ClassAction.org has reported previously on the spread of class action lawsuits around the world – including their introduction to South Korea and France, and the first successful case to reach settlement in Italy. Class action lawsuits work better in some legal systems than others, and their consumer-friendly nature means they can meet firm opposition from business leaders in some sectors.
The suggestion has been met with opposition from business leaders.
In Japan, mass litigation in its current form allows individuals who have incurred the same damages to come together to sue a defendant – but limits the settlement from any judgment to those involved in the litigation, rather than a wider class membership. Only individuals who have participated in the often costly and lengthy process are able to receive compensation. Following the Great Tohoku Earthquake of March 2011, and consequent lawsuits filed against the country’s largest electrical provider, Tepco, some are calling for the introduction of U.S.-style representative actions. It’s a controversial move, especially in a country with a strong, influential and conservative business sector. For the thousands of residents still affected by the quake’s destruction, though, it could be a game changer.
Roughly 1,700 individuals have filed four different lawsuits against Tokyo Electric Power Co. and the Japanese government, seeking redress for the devastation that continues to plague communities across multiple prefectures. The suits, filed in March on the second anniversary of the earthquake, are seeking a combined ¥5.5 billion. A further 1,000 plaintiffs are preparing to file an additional suit in the coming months.
Alternatives to legal action do exist in Japan, but critics say they are ineffective and fail to adequately compensate consumers. Direct application to Tepco for compensation involves large amounts of paperwork filled with difficult language and terms that are archaic for many modern Japanese speakers. Individuals must agree to Tepco’s own terms, and the agreement is allegedly biased in favor of the company. Many are reluctant to engage in a process with little chance of real return.
A second alternative, an out-of-court resolution, can be sought through a special center founded specifically to help with disputes between Tepco and consumers using third-party negotiators. Mediated settlements are not legally-binding, however, and either party can veto the process at will, making the long-term gain unreliable. The center has settled more than 3,000 cases, though it has processed more than 7,000. Many have been left without a final agreement.
And so it comes to legal action. Japan’s current mass litigation system allows only litigants to collect on judgments. Those taking part in mass lawsuits are responsible for collecting evidence and, crucially, coordinating their claims – a massive undertaking in cases involving hundreds, especially for those who are still recovering from the destruction and loss of the earthquake. It remains impossible for suits to be filed on behalf of unnamed members, and individuals cannot join a suit after the fact. U.S-style representative actions, the argument goes, would open up settlements to individuals without requiring the current burden on the court system and the complication of coordinating claims of people who often live many miles apart.

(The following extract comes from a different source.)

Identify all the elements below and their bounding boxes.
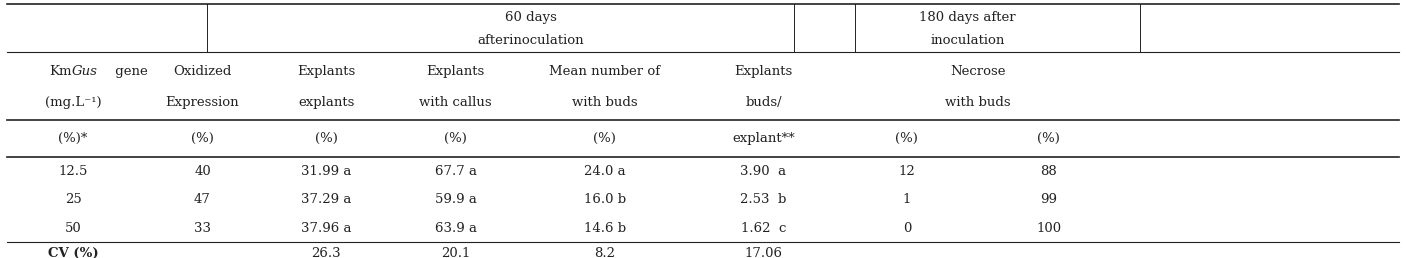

Class actions would also almost certainly lead to larger payouts and a higher collection rate following successful settlements. And that is why the suggestion has been met with opposition from business leaders.

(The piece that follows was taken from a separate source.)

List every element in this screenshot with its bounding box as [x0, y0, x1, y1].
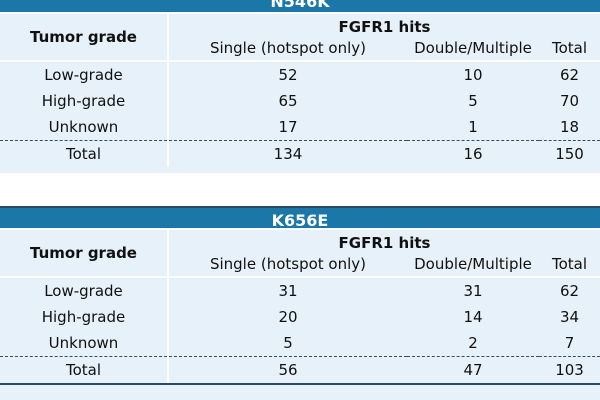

Experts have pointed to the large number of Tepco customers who would benefit from a ‘free for all’ settlement, and the impact that would have on the company. If a precedent were set allowing Japanese plaintiffs to bypass the current system of opt-in, collaborative suits, the business community would be faced with the possibility of high payments; not something it welcomes. Critics also point out that representative actions would require those who do not wish to be covered by the settlement terms to opt-out, requiring the class representatives to go to lengths to advertise the suit. Conservative business leaders have strong links to government in Japan, and a move likely to be so unpopular among influential voices would face multiple challenges.

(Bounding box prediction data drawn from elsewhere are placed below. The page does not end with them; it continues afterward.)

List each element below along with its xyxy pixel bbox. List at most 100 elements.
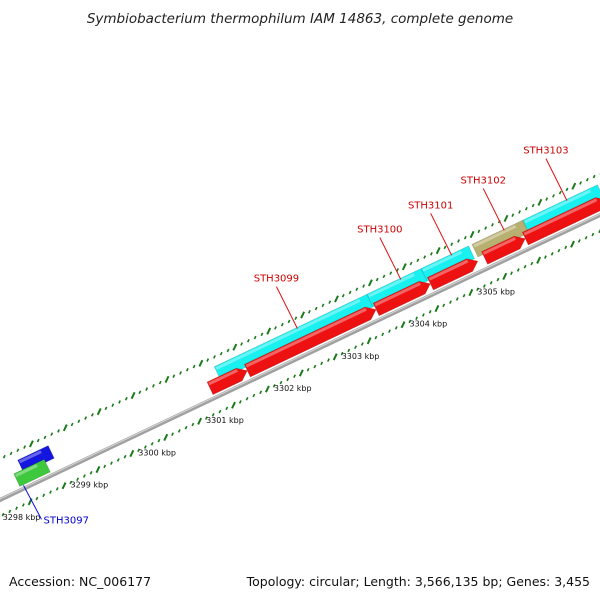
gene-shine bbox=[15, 464, 38, 477]
gene-outline bbox=[521, 197, 600, 246]
tick-mark-inner bbox=[462, 293, 466, 298]
tick-mark-inner bbox=[510, 271, 513, 275]
gene-outline bbox=[17, 445, 55, 474]
tick-mark-inner bbox=[366, 337, 372, 345]
tick-mark-outer bbox=[246, 338, 250, 343]
accession-text: Accession: NC_006177 bbox=[9, 574, 151, 589]
gene-body bbox=[373, 281, 431, 316]
tick-mark-inner bbox=[231, 401, 236, 409]
tick-mark-inner bbox=[374, 335, 378, 340]
kbp-labels: 3298 kbp 3299 kbp 3300 kbp 3301 kbp 3302 kbp… bbox=[3, 287, 515, 521]
gene-outline bbox=[372, 280, 431, 317]
tick-mark-outer bbox=[524, 206, 528, 211]
tick-mark-outer bbox=[314, 306, 318, 311]
tick-mark-inner bbox=[332, 353, 338, 361]
tick-mark-inner bbox=[313, 364, 317, 369]
tick-mark-inner bbox=[489, 281, 493, 285]
tick-mark-outer bbox=[158, 380, 162, 385]
tick-mark-outer bbox=[23, 445, 27, 449]
tick-mark-outer bbox=[138, 390, 142, 395]
gene-outline bbox=[243, 306, 377, 378]
gene-label-sth3099: STH3099 bbox=[254, 274, 299, 285]
tick-mark-inner bbox=[177, 429, 181, 433]
gene-body bbox=[421, 245, 475, 282]
tick-mark-inner bbox=[42, 493, 46, 498]
tick-mark-inner bbox=[116, 458, 120, 462]
gene-outline bbox=[206, 367, 248, 396]
gene-body bbox=[427, 258, 478, 291]
tick-mark-inner bbox=[157, 438, 161, 443]
tick-mark-inner bbox=[550, 252, 554, 256]
gene-body bbox=[17, 445, 55, 473]
tick-mark-inner bbox=[205, 416, 208, 420]
tick-mark-inner bbox=[400, 321, 406, 329]
tick-mark-inner bbox=[577, 239, 581, 243]
tick-mark-outer bbox=[450, 242, 454, 246]
gene-outline bbox=[420, 245, 476, 282]
tick-mark-inner bbox=[293, 374, 296, 378]
tick-mark-outer bbox=[111, 403, 115, 407]
gene-label-sth3102: STH3102 bbox=[461, 175, 506, 186]
tick-mark-inner bbox=[55, 487, 59, 491]
tick-mark-outer bbox=[416, 258, 420, 263]
tick-mark-outer bbox=[145, 387, 149, 391]
tick-mark-outer bbox=[430, 252, 433, 256]
tick-mark-inner bbox=[95, 465, 101, 474]
backbone-highlight bbox=[0, 213, 600, 500]
tick-mark-outer bbox=[477, 229, 481, 234]
tick-mark-outer bbox=[96, 408, 102, 416]
kbp-label: 3301 kbp bbox=[206, 416, 244, 425]
tick-mark-inner bbox=[536, 256, 542, 264]
tick-mark-inner bbox=[272, 384, 276, 388]
kbp-label: 3303 kbp bbox=[342, 352, 380, 361]
kbp-label: 3304 kbp bbox=[410, 320, 448, 329]
gene-sth3097 bbox=[17, 445, 55, 474]
tick-mark-inner bbox=[570, 240, 575, 248]
tick-mark-outer bbox=[50, 432, 54, 436]
tick-mark-inner bbox=[197, 417, 203, 425]
tick-mark-outer bbox=[579, 181, 583, 185]
tick-mark-outer bbox=[443, 245, 447, 250]
gene-body bbox=[366, 268, 428, 307]
tick-mark-outer bbox=[409, 261, 413, 266]
kbp-label: 3299 kbp bbox=[71, 481, 109, 490]
tick-mark-outer bbox=[179, 371, 182, 375]
gene-sth3101b bbox=[426, 258, 479, 291]
gene-sth3101 bbox=[420, 245, 476, 282]
tick-mark-outer bbox=[518, 210, 521, 214]
tick-mark-inner bbox=[245, 396, 249, 401]
tick-mark-outer bbox=[2, 454, 6, 459]
gene-label-sth3101: STH3101 bbox=[408, 200, 453, 211]
gene-leader-line bbox=[379, 237, 402, 280]
tick-mark-inner bbox=[211, 413, 215, 417]
tick-mark-inner bbox=[137, 448, 141, 453]
tick-mark-inner bbox=[61, 482, 67, 490]
tick-mark-outer bbox=[362, 284, 366, 288]
tick-mark-outer bbox=[565, 187, 569, 192]
tick-mark-inner bbox=[564, 245, 568, 250]
tick-mark-inner bbox=[468, 288, 474, 297]
tick-mark-inner bbox=[298, 369, 304, 377]
tick-mark-inner bbox=[530, 261, 534, 266]
tick-mark-inner bbox=[1, 512, 5, 517]
tick-mark-inner bbox=[381, 332, 385, 337]
tick-mark-inner bbox=[408, 319, 412, 324]
genome-title: Symbiobacterium thermophilum IAM 14863, … bbox=[87, 11, 513, 27]
gene-leader-line bbox=[482, 188, 505, 231]
tick-mark-outer bbox=[389, 271, 393, 275]
tick-mark-inner bbox=[415, 316, 419, 321]
tick-mark-outer bbox=[84, 416, 88, 420]
tick-mark-outer bbox=[287, 319, 291, 324]
tick-mark-inner bbox=[421, 313, 425, 317]
tick-mark-inner bbox=[394, 326, 398, 330]
tick-mark-outer bbox=[124, 396, 128, 401]
tick-mark-outer bbox=[152, 384, 155, 388]
tick-mark-outer bbox=[274, 326, 277, 330]
gene-label-sth3100: STH3100 bbox=[357, 225, 402, 236]
gene-shine bbox=[523, 198, 598, 236]
tick-mark-inner bbox=[218, 409, 222, 414]
kbp-label: 3305 kbp bbox=[477, 287, 515, 296]
tick-mark-outer bbox=[43, 435, 47, 440]
gene-shine bbox=[473, 224, 517, 248]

That the debate over representative actions has been brought about by so large a case as Tepco’s is, in many ways, a shame. The introduction of a bill to legalize new lawsuit formats might, in itself, have a fighting chance. With such large numbers of plaintiffs and such a large settlement on the table, tensions have been raised that make even small changes difficult to navigate. For now, class actions will remain a distinctly American lawsuit, and plaintiffs in the proposed Tepco case must work within the boundaries of Japanese law.